SFF Futures and industry have co-invested in projects including:

· a $27 million project bringing the horticulture, wine, and arable sectors together to find ways to produce food using sustainable pest management practices

· a $20 million project helping to put New Zealand on the map as a leading leaf protein concentrate producer, with the potential to lower nitrogen losses and emissions on-farm

· a $785,500 project researching, developing, and trialling the commercialisation of a resin formula to create a durable fire-retardant exterior wood prototype from New Zealand radiata pine

· a $353,000 project developing a model for producing independently verified sustainable beef through the entire supply chain

· a $200,000 project trialling a new sustainable non-woven textile made from New Zealand wool for biodegradable nappies, to replace synthetics made from fossil fuels.
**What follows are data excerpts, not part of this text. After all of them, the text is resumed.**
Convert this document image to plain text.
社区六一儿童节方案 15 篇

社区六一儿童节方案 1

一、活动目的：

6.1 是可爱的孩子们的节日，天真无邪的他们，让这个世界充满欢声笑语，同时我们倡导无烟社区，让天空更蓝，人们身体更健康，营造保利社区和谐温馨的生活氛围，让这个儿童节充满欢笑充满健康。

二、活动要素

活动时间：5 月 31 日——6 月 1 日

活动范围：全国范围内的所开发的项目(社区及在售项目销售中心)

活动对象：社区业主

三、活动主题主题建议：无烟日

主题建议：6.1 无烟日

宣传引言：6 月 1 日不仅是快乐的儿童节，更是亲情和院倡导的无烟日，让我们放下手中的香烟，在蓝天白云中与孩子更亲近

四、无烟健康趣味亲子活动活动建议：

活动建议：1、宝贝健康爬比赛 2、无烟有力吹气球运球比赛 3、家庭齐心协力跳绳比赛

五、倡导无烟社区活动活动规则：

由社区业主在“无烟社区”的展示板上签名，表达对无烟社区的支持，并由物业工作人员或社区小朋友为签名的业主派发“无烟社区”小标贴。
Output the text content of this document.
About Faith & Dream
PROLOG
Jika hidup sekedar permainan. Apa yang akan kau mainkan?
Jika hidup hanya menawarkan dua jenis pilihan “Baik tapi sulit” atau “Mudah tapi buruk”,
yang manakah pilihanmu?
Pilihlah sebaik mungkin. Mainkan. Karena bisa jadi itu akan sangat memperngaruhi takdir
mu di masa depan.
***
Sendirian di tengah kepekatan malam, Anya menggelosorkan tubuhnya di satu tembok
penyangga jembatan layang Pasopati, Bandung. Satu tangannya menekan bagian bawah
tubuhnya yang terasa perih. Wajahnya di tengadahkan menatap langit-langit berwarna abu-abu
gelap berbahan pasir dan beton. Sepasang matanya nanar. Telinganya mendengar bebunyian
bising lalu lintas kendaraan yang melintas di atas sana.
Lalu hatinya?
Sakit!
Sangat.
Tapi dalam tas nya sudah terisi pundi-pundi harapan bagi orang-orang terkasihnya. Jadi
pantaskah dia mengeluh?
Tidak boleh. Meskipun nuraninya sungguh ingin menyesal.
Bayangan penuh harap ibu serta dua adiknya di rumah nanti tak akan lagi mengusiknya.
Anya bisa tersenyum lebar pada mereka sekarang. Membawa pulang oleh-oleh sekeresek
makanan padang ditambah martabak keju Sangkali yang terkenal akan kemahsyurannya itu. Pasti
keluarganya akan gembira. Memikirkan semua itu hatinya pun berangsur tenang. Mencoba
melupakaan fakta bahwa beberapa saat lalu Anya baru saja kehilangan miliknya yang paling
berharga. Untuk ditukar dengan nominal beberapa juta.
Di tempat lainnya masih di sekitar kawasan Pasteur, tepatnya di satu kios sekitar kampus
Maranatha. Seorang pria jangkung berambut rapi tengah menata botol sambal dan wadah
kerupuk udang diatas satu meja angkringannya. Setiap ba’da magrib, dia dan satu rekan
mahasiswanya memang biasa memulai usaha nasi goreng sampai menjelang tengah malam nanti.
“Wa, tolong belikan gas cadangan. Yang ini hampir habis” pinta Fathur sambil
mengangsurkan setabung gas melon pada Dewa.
“Through Budget 2021, the Government committed $62 million to back initiatives to help reduce costs for farmers and growers, boost returns, and achieve lower on-farm emissions.

“Partnerships like He Waka Eke Noa, our Primary Sector Climate Action Partnership, are also working with farmers and growers on practical solutions to reduce emissions and build resilience to climate change.

“All of this work has a common goal of strengthening the environmental credentials of our food and fibre products and driving further value growth.

“Initiatives like our Opportunity Grows Here campaign continue to attract New Zealanders with food and fibre sector jobs, with more than 5,200 people placed into primary sector work to date.

“The Government is committed to working with our sector partners to drive New Zealand’s economic recovery and ongoing prosperity,” Stuart Nash said.